Es increíble cómo los sabores pueden ser capaces de despertar tantos recuerdos dormidos... qué lúcido el amigo Proust. Y qué suerte tuve yo de haber estado en ese lugar y de haber pedido justamente crema de calabacín. Seguro que no fue casual.

Appelfeld

Appelfeld

Leo en el suplemento cultural de El País un artículo sobre el escritor judío Aharon Appelfeld (Czernowitz, Rumania, 1932), que se salvó del Holocausto gracias a que permaneció escondido en un bosque desde los diez hasta los trece años de edad.

Esto me lleva en pensar en aquella idea que esbocé en mi post anterior, en donde decía que la edad cronológica no tiene nada que ver con la edad que aportan las vivencias. Appelfeld, a los trece años, había vivido una vida muy larga.

Se cumplen sesenta años del Holocausto. Se han escrito muchos libros sobre el tema, muchos artículos, se han hecho muchas películas, pero todo lo que se diga es poco. En esta época de odios (¿pero cuándo no ha sido una época de odios?), conviene más que nunca recordar las atrocidades que vivieron millones de personas, porque como dice Appelfeld, "lo que ha ocurrido una vez puede volver a ocurrir". El peligro seguirá latente mientras sigamos considerando al otro, precisamente, "otro", es decir, diferente, y nos sintamos amenazados por esa diferencia. ¿Y en qué radica la diferencia? ¿En que pensamos distinto? ¿En que creemos en cosas distintas? ¿En que experimentamos la vida de otra forma? Yo lo único que sé es que todos, sin excepción, respiramos el mismo aire.

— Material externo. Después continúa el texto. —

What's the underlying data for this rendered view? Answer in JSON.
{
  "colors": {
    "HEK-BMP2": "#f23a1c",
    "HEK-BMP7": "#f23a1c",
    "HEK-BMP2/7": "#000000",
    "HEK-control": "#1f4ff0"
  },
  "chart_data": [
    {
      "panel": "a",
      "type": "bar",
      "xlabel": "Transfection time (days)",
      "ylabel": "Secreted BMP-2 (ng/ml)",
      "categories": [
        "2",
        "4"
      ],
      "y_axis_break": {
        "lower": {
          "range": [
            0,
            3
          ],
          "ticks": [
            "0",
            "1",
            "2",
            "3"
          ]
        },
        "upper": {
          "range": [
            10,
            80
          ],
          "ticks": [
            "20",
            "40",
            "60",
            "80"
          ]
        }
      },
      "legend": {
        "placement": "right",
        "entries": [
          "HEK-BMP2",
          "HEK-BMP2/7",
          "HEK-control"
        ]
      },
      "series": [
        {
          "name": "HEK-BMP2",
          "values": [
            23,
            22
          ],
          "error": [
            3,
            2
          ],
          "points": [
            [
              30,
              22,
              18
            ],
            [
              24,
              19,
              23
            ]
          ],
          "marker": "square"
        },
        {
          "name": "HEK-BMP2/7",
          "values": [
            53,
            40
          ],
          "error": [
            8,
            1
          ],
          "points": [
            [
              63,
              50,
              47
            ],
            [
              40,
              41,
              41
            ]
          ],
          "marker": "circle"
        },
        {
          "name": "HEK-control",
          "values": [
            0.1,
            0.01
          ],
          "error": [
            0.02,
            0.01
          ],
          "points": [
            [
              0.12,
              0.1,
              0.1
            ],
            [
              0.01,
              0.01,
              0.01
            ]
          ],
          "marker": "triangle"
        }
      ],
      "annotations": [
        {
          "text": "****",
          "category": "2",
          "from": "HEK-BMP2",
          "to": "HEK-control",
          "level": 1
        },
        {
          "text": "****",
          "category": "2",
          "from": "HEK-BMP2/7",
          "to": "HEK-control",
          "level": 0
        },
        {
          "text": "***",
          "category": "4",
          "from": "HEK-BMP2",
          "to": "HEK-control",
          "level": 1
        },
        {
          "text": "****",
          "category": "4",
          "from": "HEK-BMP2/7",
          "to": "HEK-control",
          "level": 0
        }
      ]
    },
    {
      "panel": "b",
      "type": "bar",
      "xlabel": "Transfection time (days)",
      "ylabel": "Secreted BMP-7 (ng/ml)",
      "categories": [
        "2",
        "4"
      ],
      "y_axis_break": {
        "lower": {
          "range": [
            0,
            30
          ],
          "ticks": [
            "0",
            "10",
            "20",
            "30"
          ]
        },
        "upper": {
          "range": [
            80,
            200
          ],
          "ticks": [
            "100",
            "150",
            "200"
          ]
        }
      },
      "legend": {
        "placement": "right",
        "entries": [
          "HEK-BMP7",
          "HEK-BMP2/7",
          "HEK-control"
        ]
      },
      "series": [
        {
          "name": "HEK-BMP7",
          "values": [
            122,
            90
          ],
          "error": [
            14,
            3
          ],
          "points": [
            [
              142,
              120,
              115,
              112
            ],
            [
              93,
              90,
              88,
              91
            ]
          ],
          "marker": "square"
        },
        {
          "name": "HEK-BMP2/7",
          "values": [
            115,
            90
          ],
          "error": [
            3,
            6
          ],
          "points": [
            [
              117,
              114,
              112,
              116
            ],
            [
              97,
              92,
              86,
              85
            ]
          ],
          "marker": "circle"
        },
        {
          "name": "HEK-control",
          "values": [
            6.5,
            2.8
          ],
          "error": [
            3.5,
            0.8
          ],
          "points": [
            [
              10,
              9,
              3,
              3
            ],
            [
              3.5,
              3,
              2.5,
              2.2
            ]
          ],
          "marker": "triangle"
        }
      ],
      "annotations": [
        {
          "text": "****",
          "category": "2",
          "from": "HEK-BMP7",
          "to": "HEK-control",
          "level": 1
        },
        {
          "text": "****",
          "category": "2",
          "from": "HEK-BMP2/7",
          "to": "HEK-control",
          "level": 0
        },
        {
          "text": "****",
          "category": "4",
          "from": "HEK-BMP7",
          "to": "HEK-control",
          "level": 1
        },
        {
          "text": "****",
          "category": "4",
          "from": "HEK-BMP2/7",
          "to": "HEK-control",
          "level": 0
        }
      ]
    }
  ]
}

No he leído a Appelfeld, pero desde luego es el siguiente en mi lista, cuando acabe con Bolaño.

Despedidas

Hay quien contaría su vida en términos de éxitos y fracasos. Hay quien lo haría en términos de amores, o de posesiones, o de logros, o incluso de libros leídos (como Borges). Yo lo haría en términos de despedidas en aeropuertos.

A veces soy yo la que se va, a veces son personas queridas. Últimamente esa es la tendencia. Primero fue la Comadre, en octubre. Me dejó la sensación de que no la pude disfrutar lo suficiente, de que los días se habían ido muy rápido. Hacía más de dos años que no la veía (el tiempo que tengo sin ir a Caracas), y nuestro encuentro transcurrió como si nunca nos hubiéramos despedido. Sólo me di cuenta del tiempo que habíamos estado sin vernos cuando nos dimos el abrazo final en el aeropuerto de Madrid, ese lugar que conozco tan bien y que no sé si adoro o detesto, antes de que la Comadre tomara el avión de vuelta a esa ciudad en la que no vivo desde hace siete años, siete.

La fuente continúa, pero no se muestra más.